CIRCUMLOCUTION OFFICES.

To the north-east of Naszód, towards Hungary and the Bukovina, lies Rodna-" Dives Rodna," as it was named. A German town stood here formerly, but the Mongols destroyed it. The silver and lead mines which were worked by the Romans are still in operation, and vestiges of the labours of those ancient explorers are everywhere to be found.

There is a tradition that at one time three hundred mines were in full work. The frequent invasions of the Mongols-1150-half destroyed the Saxon population, and caused those remaining in Rodna to leave the dangerous neighbourhood and go further into the interior : they withdrew therefore to Bistritz.

Those northern people on the other side of the Carpathians, still rolling on eastwards, caused the nomade popu- lation to flee before them; and these sought safety by crossing the mountain-ridges, and descending into the Transylvanian valleys. They were, so to say, thrown here by the mighty barbarian stream which poured down from the north and east. The lands in which they settled were, however, Saxon property ; and there were remonstrances and continual feuds between the original possessors and the new-comers, until at last a territory was marked out which was to be ceded to the latter. But though all this happened centuries ago, the old enmity still continues, and the same attempts are made as formerly to invade the Saxon rights. But it is thus throughout the province : go where you will, you find conflicting feelings or conflicting interests,-some old right possessed by a handful of people which trenches on the interests of another handful close by, no iota of which one will cede to the other. One village has annulled its feudal service ; in another it exists, but in another form, as at Bükszád. Or, where tithes were abolished, and the clergy paid in kind, some claim was left unsettled, and indemnities are still asked for from this and not from that, etc. Thus in no one instance do you find an arrangement finished or complete,-no compact which, on account of collateral rights, is not open to dispute; no state of things which, owing to antecedents of (may be) three centuries ago, but conceals a germ of jealousy or feud. A brisk trade in cloth and cattle and spices was carried on here formerly, between Transylvania and Poland and Moldavia ; but this has long since had an end. The Protestant clergyman wandered away from the deserted spot, and in the once Lutheran church the ritual of the Greek Catholics is now chanted. About 1500 or 1600 cwt. of pure lead are produced here annually. At 10 florins per cwt. this would give 1.6,000 florins, and at 12 florins, 19,200 florins; but as the working expenses amount to 20,000 florins, there is always a deficit.

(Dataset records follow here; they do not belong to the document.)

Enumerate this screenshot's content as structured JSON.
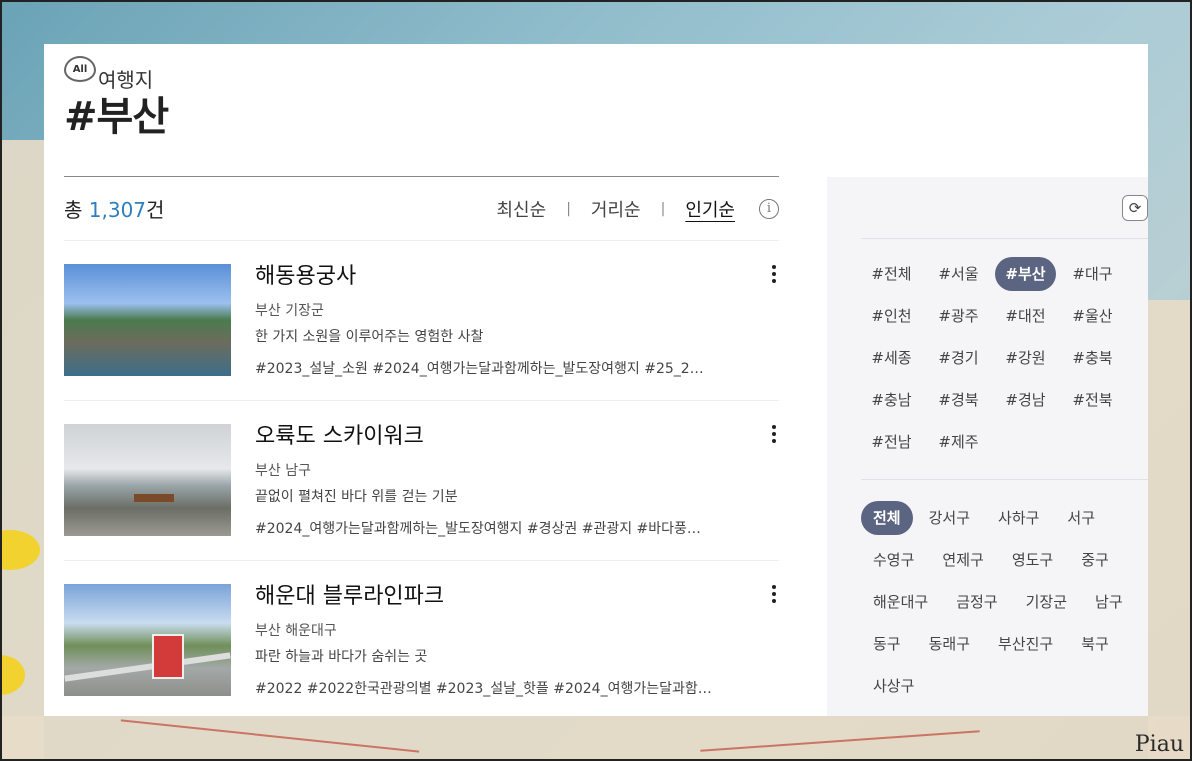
{
  "background": {
    "corner_text": "Piau"
  },
  "header": {
    "badge": "All",
    "category": "여행지",
    "title": "#부산"
  },
  "summary": {
    "prefix": "총",
    "count": "1,307",
    "suffix": "건"
  },
  "sort": {
    "options": [
      "최신순",
      "거리순",
      "인기순"
    ],
    "separator": "|",
    "active": "인기순",
    "info_glyph": "i"
  },
  "items": [
    {
      "title": "해동용궁사",
      "location": "부산 기장군",
      "description": "한 가지 소원을 이루어주는 영험한 사찰",
      "tags": "#2023_설날_소원 #2024_여행가는달과함께하는_발도장여행지 #25_2…"
    },
    {
      "title": "오륙도 스카이워크",
      "location": "부산 남구",
      "description": "끝없이 펼쳐진 바다 위를 걷는 기분",
      "tags": "#2024_여행가는달과함께하는_발도장여행지 #경상권 #관광지 #바다풍…"
    },
    {
      "title": "해운대 블루라인파크",
      "location": "부산 해운대구",
      "description": "파란 하늘과 바다가 숨쉬는 곳",
      "tags": "#2022 #2022한국관광의별 #2023_설날_핫플 #2024_여행가는달과함…"
    }
  ],
  "filter": {
    "refresh_glyph": "⟳",
    "regions": [
      "#전체",
      "#서울",
      "#부산",
      "#대구",
      "#인천",
      "#광주",
      "#대전",
      "#울산",
      "#세종",
      "#경기",
      "#강원",
      "#충북",
      "#충남",
      "#경북",
      "#경남",
      "#전북",
      "#전남",
      "#제주"
    ],
    "selected_region": "#부산",
    "districts": [
      "전체",
      "강서구",
      "사하구",
      "서구",
      "수영구",
      "연제구",
      "영도구",
      "중구",
      "해운대구",
      "금정구",
      "기장군",
      "남구",
      "동구",
      "동래구",
      "부산진구",
      "북구",
      "사상구"
    ],
    "selected_district": "전체"
  }
}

This is almost always the case in such undertakings in Austria. The expense of forest and mine superintendence is so great that the profits are never what they ought to be. It is the red-tapery which here, as in Eng land, complicates and throws obstacles in the way of the most simple operations. The unfortunate result is, that the Government, rather than continue so losing a game, has disposed of many of its most valuable possessions. This was done, in 1821, with the copper mine at St. Domokos; it was sold for a trifle, because the income did not cover the outlay; and yet the undertaking, even if but tolerably well conducted, would prove to any one literally a mine of wealth. The truth is, there are so many officers, one to overlook another, that it is impossible anything so carried on can pay.

Not far from Abrudbanya are magnificent forests (Topänfalva) belonging to the Crown. Every year the accounts showed a deficit in the balance-sheet. The whole tract is to be sold, *25_1 because to keep it induces a loss.

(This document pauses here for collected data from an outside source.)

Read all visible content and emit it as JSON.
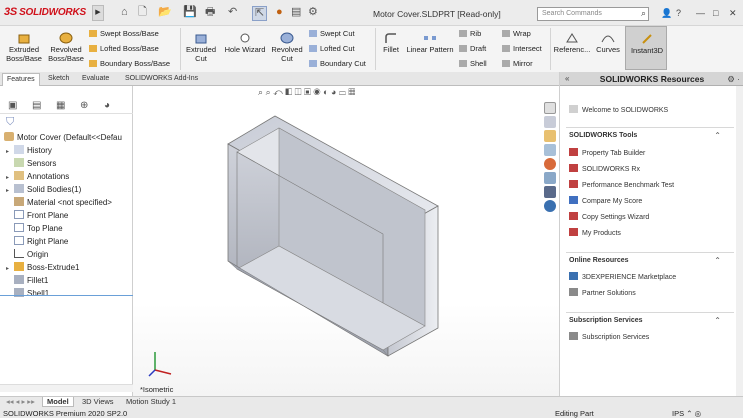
{
  "titlebar": {
    "logo_prefix": "3S",
    "logo_text": "SOLIDWORKS",
    "doc_title": "Motor Cover.SLDPRT [Read-only]",
    "search_placeholder": "Search Commands",
    "help": "?",
    "minimize": "—",
    "maximize": "□",
    "close": "✕"
  },
  "ribbon": {
    "extruded_boss": "Extruded Boss/Base",
    "revolved_boss": "Revolved Boss/Base",
    "swept_boss": "Swept Boss/Base",
    "lofted_boss": "Lofted Boss/Base",
    "boundary_boss": "Boundary Boss/Base",
    "extruded_cut": "Extruded Cut",
    "hole_wizard": "Hole Wizard",
    "revolved_cut": "Revolved Cut",
    "swept_cut": "Swept Cut",
    "lofted_cut": "Lofted Cut",
    "boundary_cut": "Boundary Cut",
    "fillet": "Fillet",
    "linear_pattern": "Linear Pattern",
    "rib": "Rib",
    "draft": "Draft",
    "shell": "Shell",
    "wrap": "Wrap",
    "intersect": "Intersect",
    "mirror": "Mirror",
    "reference": "Referenc...",
    "curves": "Curves",
    "instant3d": "Instant3D"
  },
  "tabs": [
    "Features",
    "Sketch",
    "Evaluate",
    "SOLIDWORKS Add-Ins"
  ],
  "tree": {
    "root": "Motor Cover  (Default<<Defau",
    "items": [
      "History",
      "Sensors",
      "Annotations",
      "Solid Bodies(1)",
      "Material <not specified>",
      "Front Plane",
      "Top Plane",
      "Right Plane",
      "Origin",
      "Boss-Extrude1",
      "Fillet1",
      "Shell1"
    ]
  },
  "viewport": {
    "view_label": "*Isometric"
  },
  "resources": {
    "title": "SOLIDWORKS Resources",
    "welcome": "Welcome to SOLIDWORKS",
    "tools_title": "SOLIDWORKS Tools",
    "tools": [
      "Property Tab Builder",
      "SOLIDWORKS Rx",
      "Performance Benchmark Test",
      "Compare My Score",
      "Copy Settings Wizard",
      "My Products"
    ],
    "online_title": "Online Resources",
    "online": [
      "3DEXPERIENCE Marketplace",
      "Partner Solutions"
    ],
    "subs_title": "Subscription Services",
    "subs": [
      "Subscription Services"
    ]
  },
  "bottom_tabs": [
    "Model",
    "3D Views",
    "Motion Study 1"
  ],
  "status": {
    "product": "SOLIDWORKS Premium 2020 SP2.0",
    "mode": "Editing Part",
    "units": "IPS"
  },
  "colors": {
    "brand": "#d0101a",
    "accent": "#6aa0d8"
  }
}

25_1* "A brilliant speculation for him who purchases it!" said those who knew the forest, and what might be done with it. It would seem that the department of Woods and Forests is everywhere the least well administered, although, if properly cared for, it would prove one of the most productive sources of revenue. " In France," says About, " the forests of the State are badly managed ; those to whom they are entrusted are incompetent and dishonest."

I saw one gold-mine which had been bought for 300 ducats, with all the buildings belonging to it, stamping_ mills, dwelling-houses, etc. etc. The man who told me chuckled, as he spoke of his excellent bargain. The stone walls of the tenements, he said, were alone worth more.

Beside such mistakes, we find continually, as controlling authority, the wrong man in the wrong place. People who know nothing about what they come to direct are sent round to inspect what the well-informed, hard- working, practical under-officers have been about. Civil engineers who have never even seen a mine have the pro positions of experienced miners laid before them, to accept or reject them as they like. Whatever relates to mining matters is brought before the Handels Ministerium -the Board of Trade,-which has to decide on mining questions often purely technical. Thus, permission was for years refused to have a steam-engine in one of the most important mines of the province ; when it was at last erected, in two years it paid itself. Then, again, the subdivision into various departments-red-tapery-leads to endless blunders. The one department orders a ma- gazine for the salt to be built here ; another department -a tramroad being wanted from the mine-orders the laying down of the tramway yonder ; and when the work of each is nearly done, it is found that one stands exactly in the way of the other. But each department takes its stand on its special jurisdiction and authority, and will not budge an inch, or condescend to consult with another.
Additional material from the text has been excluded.